# Happie Tombstone



## Spyder (Aug 16, 2008)

Thought I'd show off my latest tombstone. It is 7ft long, 5 1/2ft tall. 20 candles and 6 skulls. Wanted to cross Halloween with Dia de los Muertos and this is what I came up with. Hope ya like it!





































Spyder


----------



## RoxyBlue (Oct 6, 2008)

Fabulous stone! I love it, and it looks great with those lit candles.


----------



## Hairazor (Mar 13, 2012)

You knocked this out of the ballpark! What vision!


----------



## Copchick (Apr 10, 2012)

Wow, that is impressive! I like the "moss" coloring to the stone and at night, it really hits it home with the lighting. Very cool!


----------



## bobzilla (Nov 13, 2008)

Gang!
That is awesome!!!!


----------



## Pumpkin5 (Aug 8, 2010)

:jol:Super nice stone and the lighting is phenomenal! Really inspiring creation....super cool!


----------



## Troll Wizard (May 3, 2012)

_*Well......it's okay......just kidding! You really you did a fantastic job on the creation of this incredible tombstone! The detail is amazing! The marbling also shows great detail.

I really do like how you incorporated the actual grave area in front of the stone itself making it more like a small monument.

Just a thought, and you could make this an optional piece if you like the idea. Add a small 3 or 4 inch railing or grating around the top of the grave part for accent.

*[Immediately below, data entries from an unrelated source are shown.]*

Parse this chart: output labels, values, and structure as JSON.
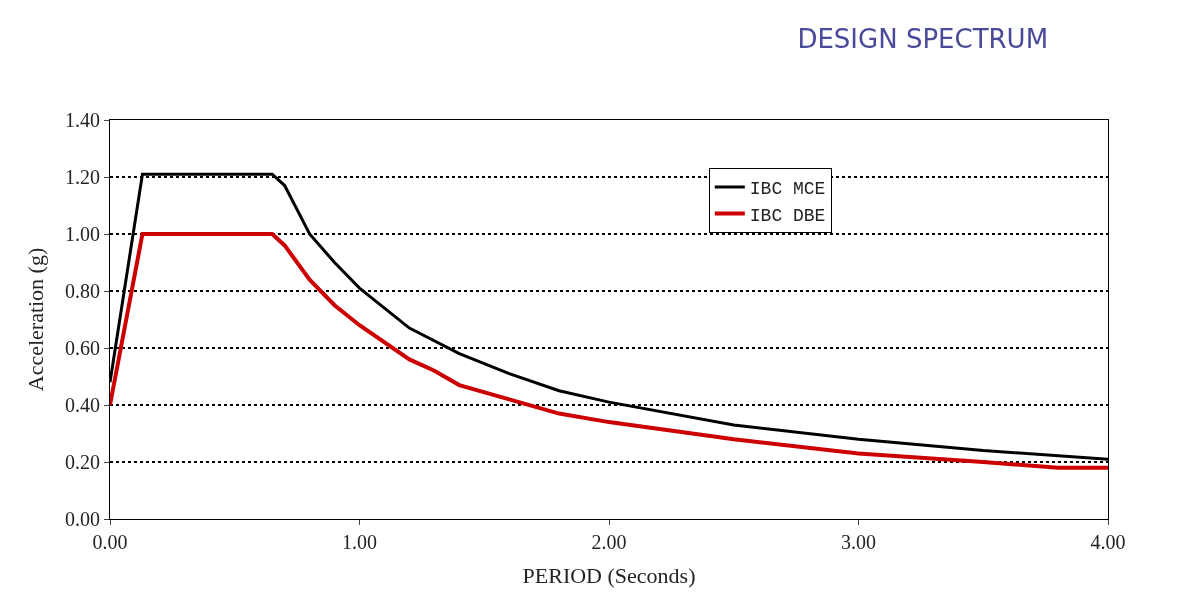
{
  "chart_data": {
    "type": "line",
    "title": "DESIGN SPECTRUM",
    "xlabel": "PERIOD (Seconds)",
    "ylabel": "Acceleration (g)",
    "series": [
      {
        "name": "IBC MCE",
        "color": "#000000",
        "x": [
          0,
          0.13,
          0.65,
          0.7,
          0.8,
          0.9,
          1.0,
          1.2,
          1.4,
          1.6,
          1.8,
          2.0,
          2.5,
          3.0,
          3.5,
          4.0
        ],
        "values": [
          0.48,
          1.21,
          1.21,
          1.17,
          1.0,
          0.9,
          0.81,
          0.67,
          0.58,
          0.51,
          0.45,
          0.41,
          0.33,
          0.28,
          0.24,
          0.21
        ]
      },
      {
        "name": "IBC DBE",
        "color": "#cc0000",
        "x": [
          0,
          0.13,
          0.65,
          0.7,
          0.8,
          0.9,
          1.0,
          1.2,
          1.3,
          1.4,
          1.6,
          1.8,
          2.0,
          2.5,
          3.0,
          3.5,
          3.8,
          4.0
        ],
        "values": [
          0.4,
          1.0,
          1.0,
          0.96,
          0.84,
          0.75,
          0.68,
          0.56,
          0.52,
          0.47,
          0.42,
          0.37,
          0.34,
          0.28,
          0.23,
          0.2,
          0.18,
          0.18
        ]
      }
    ],
    "xlim": [
      0,
      4
    ],
    "xticks": [
      {
        "value": 0,
        "label": "0.00"
      },
      {
        "value": 1,
        "label": "1.00"
      },
      {
        "value": 2,
        "label": "2.00"
      },
      {
        "value": 3,
        "label": "3.00"
      },
      {
        "value": 4,
        "label": "4.00"
      }
    ],
    "ylim": [
      0,
      1.4
    ],
    "yticks": [
      {
        "value": 0,
        "label": "0.00"
      },
      {
        "value": 0.2,
        "label": "0.20"
      },
      {
        "value": 0.4,
        "label": "0.40"
      },
      {
        "value": 0.6,
        "label": "0.60"
      },
      {
        "value": 0.8,
        "label": "0.80"
      },
      {
        "value": 1.0,
        "label": "1.00"
      },
      {
        "value": 1.2,
        "label": "1.20"
      },
      {
        "value": 1.4,
        "label": "1.40"
      }
    ],
    "grid": "y",
    "legend": "top right",
    "marker": "none",
    "line_style": "solid"
  }
}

But you can see a lot of thought and care went into this one and that you are able to use it for more than just one thing. Great Job!!!!!  :jol:
*_


----------



## Howlinmadjack (Jul 20, 2009)

Awesome work!! That is truly beautiful!!


----------



## drevilstein (Sep 17, 2013)

very cool!


----------



## The Pod (Sep 15, 2009)

Very nice. That is a big tombstone. I'm hoping you designed it in two pieces for easy storage.....


----------



## Fiend4Halloween (Aug 28, 2008)

Good job. That is the type that even the kids will go over and look at it. Hate sometimes when going through all the weeks of headaches, trying to get everything perfect and people just pass by all your hard work. Keep up the good work!


----------



## Death's Door (Mar 22, 2006)

Sweet!!! I love how it looks during the day and night. Great lighting. Friggin' awesome stone.


----------



## deadSusan (Jun 26, 2013)

Really great work! So authentic looking!


----------



## Spyder (Aug 16, 2008)

Thanks for all the great compliments!
Troll Wizard, thanks for the idea! Working on a breathing grave for the center. A grate over that would look cool!
The Pod, It is in 5 pieces .....6 if ya count the center skull. LOL


----------



## Jack Mac (Nov 28, 2012)

What a great tombstone. Love how it looks in the night shot, the candles give just the right touch of creepiness to it. Great job!


----------



## CreeepyCathy (Mar 28, 2009)

Wow! Great job on that!


----------



## kprimm (Mar 14, 2009)

Very cool,great work on the stone. Love all the Skull accents.


----------



## heresjohnny (Feb 15, 2006)

That is really good!


----------